Lloyd suddenly made a point of saying that he had been only seventeen in March 1975. The age of majority in Maryland was eighteen. As a seventeen-year-old, he might be able to avoid being charged as an adult, but math was not one of Lloyd’s strengths. “I’m fifty-eight now,” he said. “I just turned fifty-eight in December, okay?” That much was true, but if he had turned fifty-eight in 2014, it meant he had turned eighteen in 1974.
Dave didn’t argue with him. He was focused on very specific things—Teddy, the duffel bags, and Uncle Dick. Teddy’s broken arms and the bloody duffel bags undermined two critical parts of Lloyd’s story. Teddy had almost certainly not been involved in the abduction, and Lloyd, who always said he had fled at the first sight of the girls being abused and had never returned, had in fact helped dispose of their remains. Rather than confront him outright, the detective was going to lead him to these contradictions step by step, without showing his hand. He started with Teddy.

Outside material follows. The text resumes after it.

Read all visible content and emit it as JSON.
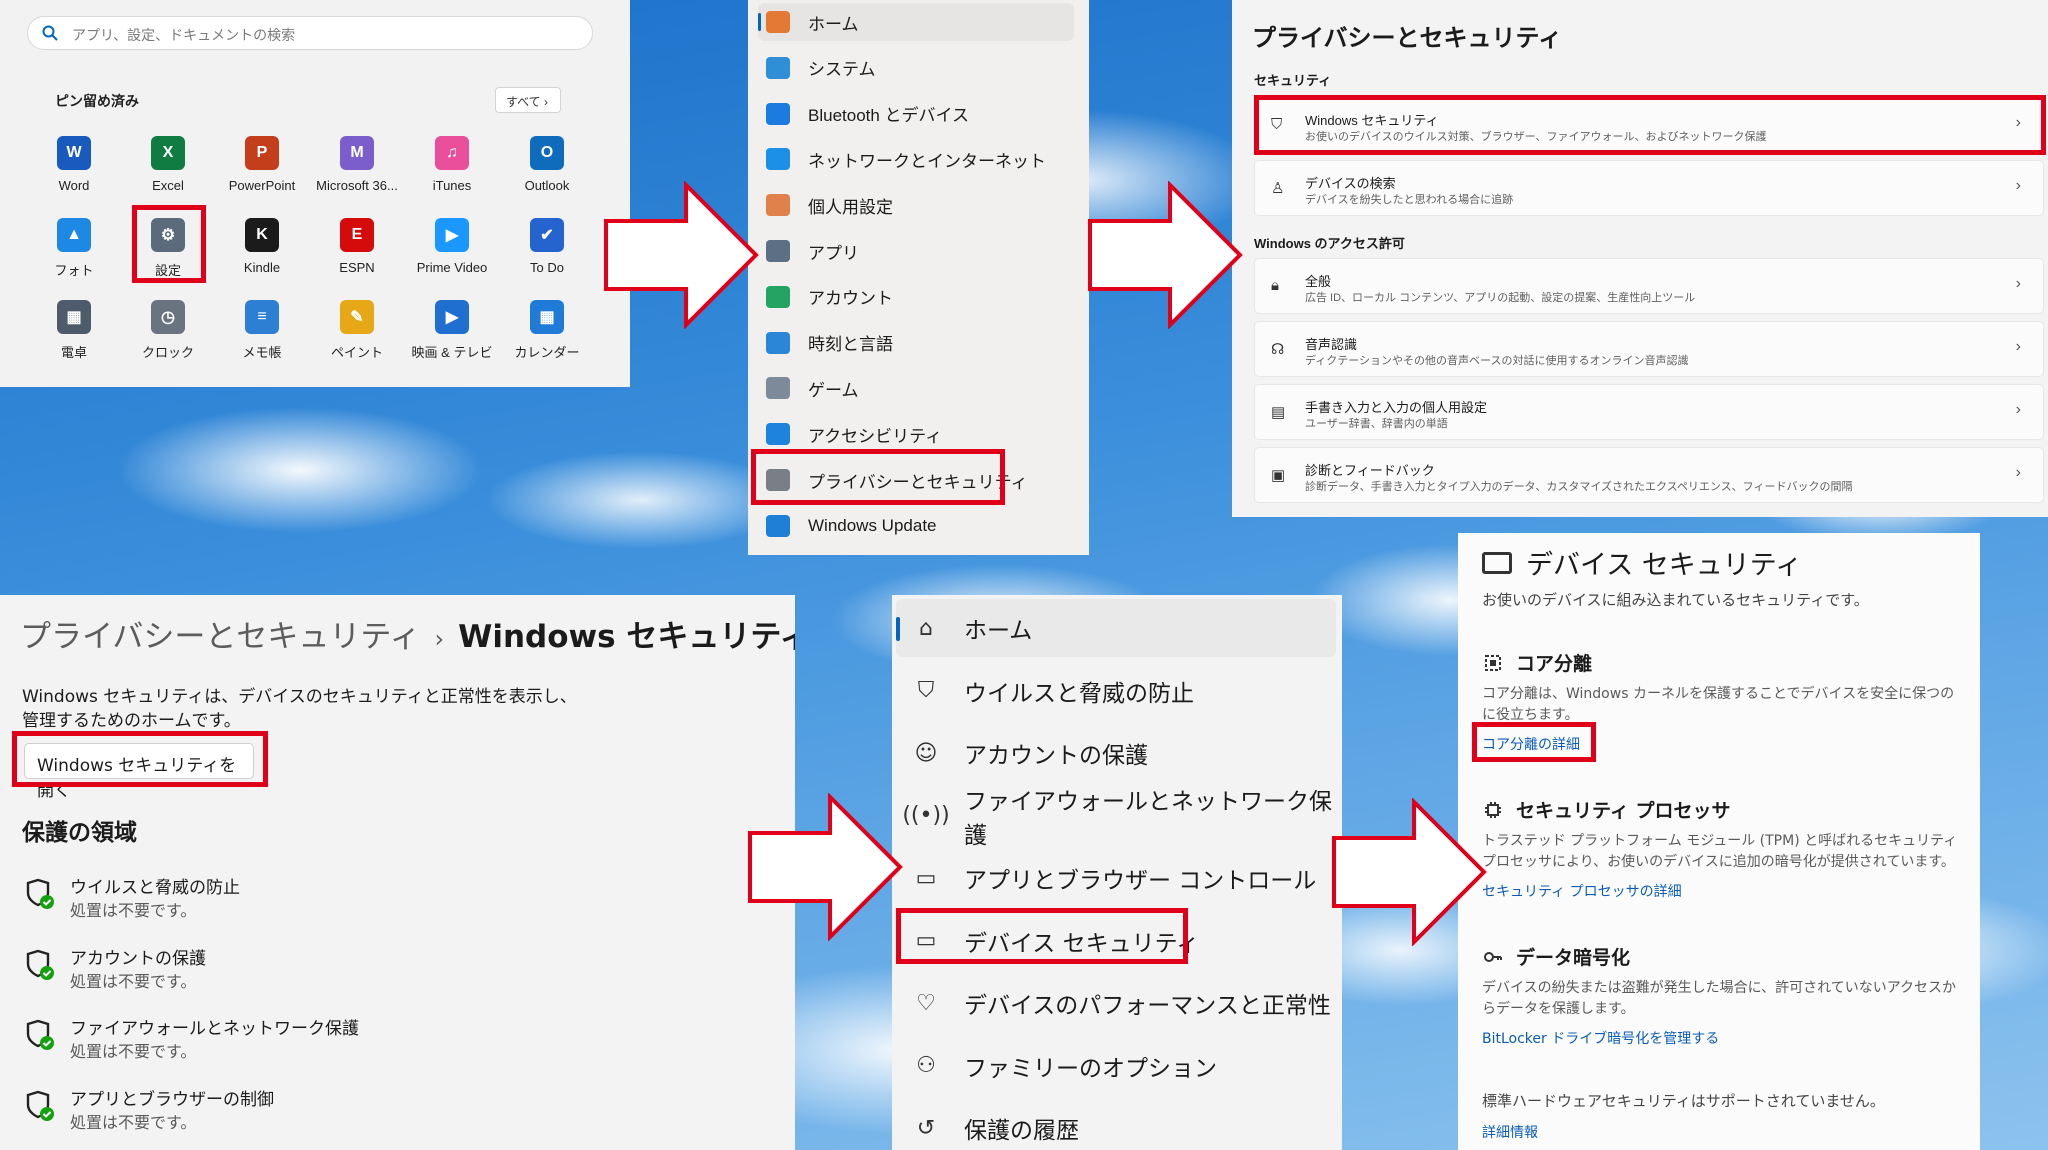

“Do you remember when you guys were in the mall or the ride over or the ride back, however you remember it, do you remember if there’s anything wrong with him [Teddy], like, physically wrong with him?”
“Besides being gay?”
Lloyd got a good laugh over this.
“No. Well, other than that. Like, was he injured or anything like that, that might have prevented him from doing something? Was there physically something wrong with him that you could actually see?”